You don't have to be young and hip to be a Big Brother or a Big Sister.
Well ... maybe sort of hip would be good.
For six years, 15-year-old Matthew has been the Little Brother of Mary Hamilton and Jack White, a Big Couple.
Hamilton is 69 and White is 81.
Are they too old?
No, said Jim Frederick, director of marketing and recruitment for Big Brothers Big Sisters of the Midlands.
That's a common misconception, he said. “Actually, many of our most successful matches are with baby boomers or empty nesters.”
Frederick said the organization welcomes volunteers of any age. Right now there are more than 120 kids on the waiting list for a Big Brother, Big Sister or Big Couple.
White and Hamilton were invited to meet Big Brothers Big Sisters executives at a presentation for potential donors. What they learned at that meeting left them wanting to give more than money. They applied to be a volunteer Big Couple.
White is retired; Hamilton works part time at the University of Nebraska at Omaha's School of Public Administration.
Age-wise they are the oldest couple currently on the local Big Brothers Big Sisters roster.
Young can be a state of mind, and hip — well, Hamilton and White like to think they're hip.

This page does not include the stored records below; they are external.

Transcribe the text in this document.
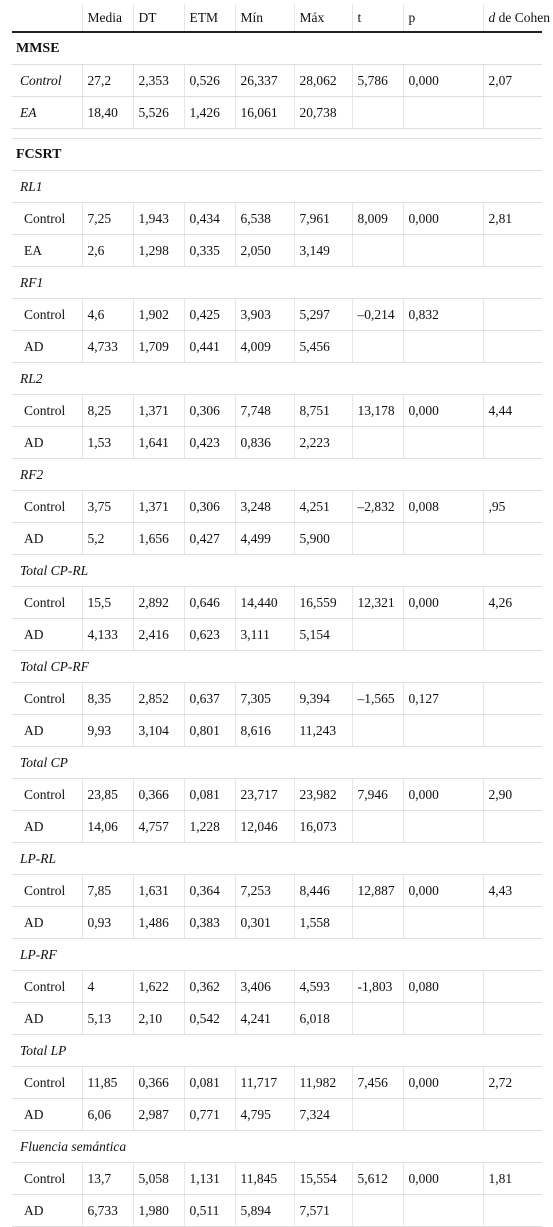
	Media	DT	ETM	Mín	Máx	t	p	d de Cohen
MMSE								
Control	27,2	2,353	0,526	26,337	28,062	5,786	0,000	2,07
EA	18,40	5,526	1,426	16,061	20,738			

FCSRT								
RL1								
Control	7,25	1,943	0,434	6,538	7,961	8,009	0,000	2,81
EA	2,6	1,298	0,335	2,050	3,149			
RF1								
Control	4,6	1,902	0,425	3,903	5,297	–0,214	0,832	
AD	4,733	1,709	0,441	4,009	5,456			
RL2								
Control	8,25	1,371	0,306	7,748	8,751	13,178	0,000	4,44
AD	1,53	1,641	0,423	0,836	2,223			
RF2								
Control	3,75	1,371	0,306	3,248	4,251	–2,832	0,008	,95
AD	5,2	1,656	0,427	4,499	5,900			
Total CP-RL								
Control	15,5	2,892	0,646	14,440	16,559	12,321	0,000	4,26
AD	4,133	2,416	0,623	3,111	5,154			
Total CP-RF								
Control	8,35	2,852	0,637	7,305	9,394	–1,565	0,127	
AD	9,93	3,104	0,801	8,616	11,243			
Total CP								
Control	23,85	0,366	0,081	23,717	23,982	7,946	0,000	2,90
AD	14,06	4,757	1,228	12,046	16,073			
LP-RL								
Control	7,85	1,631	0,364	7,253	8,446	12,887	0,000	4,43
AD	0,93	1,486	0,383	0,301	1,558			
LP-RF								
Control	4	1,622	0,362	3,406	4,593	-1,803	0,080	
AD	5,13	2,10	0,542	4,241	6,018			
Total LP								
Control	11,85	0,366	0,081	11,717	11,982	7,456	0,000	2,72
AD	6,06	2,987	0,771	4,795	7,324			
Fluencia semántica								
Control	13,7	5,058	1,131	11,845	15,554	5,612	0,000	1,81
AD	6,733	1,980	0,511	5,894	7,571			
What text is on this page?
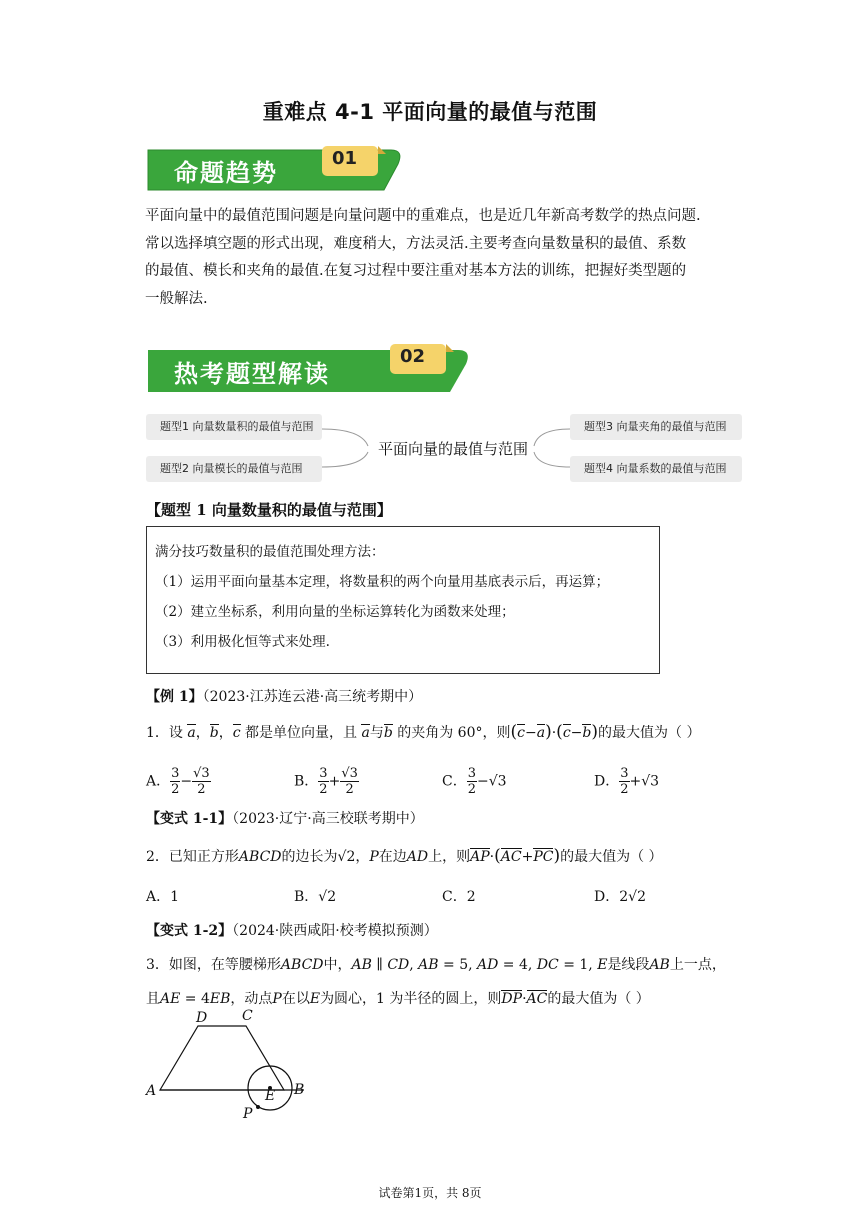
重难点 4-1 平面向量的最值与范围
命题趋势
01
平面向量中的最值范围问题是向量问题中的重难点，也是近几年新高考数学的热点问题.
常以选择填空题的形式出现，难度稍大，方法灵活.主要考查向量数量积的最值、系数
的最值、模长和夹角的最值.在复习过程中要注重对基本方法的训练，把握好类型题的
一般解法.
热考题型解读
02
题型1 向量数量积的最值与范围
题型2 向量模长的最值与范围
题型3 向量夹角的最值与范围
题型4 向量系数的最值与范围
平面向量的最值与范围
【题型 1 向量数量积的最值与范围】
满分技巧数量积的最值范围处理方法：
（1）运用平面向量基本定理，将数量积的两个向量用基底表示后，再运算；
（2）建立坐标系，利用向量的坐标运算转化为函数来处理；
（3）利用极化恒等式来处理.
【例 1】（2023·江苏连云港·高三统考期中）
1．设 a，b，c 都是单位向量，且 a与b 的夹角为 60°，则(c−a)·(c−b)的最大值为（ ）
A． $\frac{3}{2} - \frac{√3}{2}$	B． $\frac{3}{2} + \frac{√3}{2}$	C． $\frac{3}{2} -√3$	D． $\frac{3}{2} +√3$
【变式 1-1】（2023·辽宁·高三校联考期中）
2．已知正方形ABCD的边长为√2，P在边AD上，则AP·(AC+PC)的最大值为（ ）
A．1	B．√2	C．2	D．2√2
【变式 1-2】（2024·陕西咸阳·校考模拟预测）
3．如图，在等腰梯形ABCD中，AB ∥ CD, AB = 5, AD = 4, DC = 1, E是线段AB上一点，
且AE = 4EB，动点P在以E为圆心，1 为半径的圆上，则DP·AC的最大值为（ ）
D C
A	B
E
P
试卷第1页，共 8页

They and Matthew laughed while discussing age on a recent Sunday afternoon when the teen was visiting the couple's home on the Elkhorn River.
Matthew admits he might have thought they were old when he first met them, but that didn't last long.
White said the couple have taken their obligations to Matthew seriously.
Over the years, they have mixed in serious mentoring with their fun outings, trying to expose Matthew to different careers and introducing him to interesting people in those fields. He met a soybean farmer, a flying instructor (who took Matthew up in a plane) and a banker at First National Bank. The three of them visited a small manufacturing plant in Florence and the OPPD coal-fired plant in north Omaha. He shadowed a veterinarian and next up is a restaurant chef.
There has been no shortage of fun outings too. They go out to eat. In the beginning it was always a fast-food place. “I eat salads now,” Matthew said with a little pride in his voice.
“Now we go to restaurants,” White added.
They play miniature golf, see movies, go bowling, enjoy board games, attend sporting events or simply go out for ice cream.
One experience has had an unexpected outcome for Matthew. The couple took him to a horseback riding lesson. It was such a success that this year Matthew was able to attend horse riding camp in early July on a scholarship at the American Legacy Complex. White and Hamilton made sure he got there and home each day. Matthew did so well that he was invited back to be a junior counselor at two other camp sessions.
“It was nice to have a male as a counselor, so the boy campers have someone to look up to,” said Dorothy Turley, owner of the stable and camp director.
“It's like he's been around (horses) all his life. He's a natural,” said Chris Haag, Turley's daughter. “He really bonded with Babycakes,” one of the horses boarded at the stable.
He helped Haag's family get ready to show horses at the county fair recently and has been invited to work at the stable on weekends — and get paid for it. The Haags will provide transportation.
Hamilton and White said Matthew has had an influence on their lives — but not in one area. Matthew is a Texas football fan while the couple are Cornhusker faithful. They brought him a souvenir Texas T-shirt from a trip to Austin with a proviso: “Do not wear it with us.”
Matthew looks forward to all their outings, but his favorite times with them are visits to the White-Hamilton home. He said it feels like being out in the country, and he loves playing with their dogs, Cleo and Hector.
The couple, who were the 2012 Big Couple of the Year, have made a big impression on Matthew. In his nominating letter, Matthew wrote: “They always treat me with respect and make me feel special. ... They always have fun things planned for us to do. They always check first to see if I'm interested in it. I am always interested, even if it sounds boring. I have never been disappointed in the things we do together.”
Another successful pairing is baby boomers Chuck and Pam Nelson with Delon. He is 60 and works for First National Bank; she is 58 and a wellness coordinator at Charles Drew Health Center.
The couple say their three years as a Big Couple to Delon have been rewarding.
They moved to west Omaha from Atlanta, leaving behind their college-age children. Being an empty nester wasn't all it was cracked up to be, Pam Nelson said by phone as she and Chuck recently drove between Pittsburgh and Philadelphia on vacation.
“I'll be honest, the move to Omaha was hard,” she said. “We're so thankful for Delon,” who is 12.
“I highly recommend it to all empty nesters. Giving back is good for the soul,” she said, adding: “I actually think we're getting more out of it than Delon.”
The Nelsons said Delon thinks of them more as friends than adults or parents. It makes it easier for him to talk to them about all kinds of things. He also has introduced them to new things like go-karts and haunted houses. He texts them to see what they are doing when they travel.
Nelson said she and her husband hope to stay connected with Delon until he goes to college.
They join White and Hamilton in urging possible volunteers not to let age be a factor. “We have such a great time,” Hamilton said.
“The picture you have of a Big Brother is someone throwing a baseball back and forth to a kid,” White said. “But there are so many other things to do.”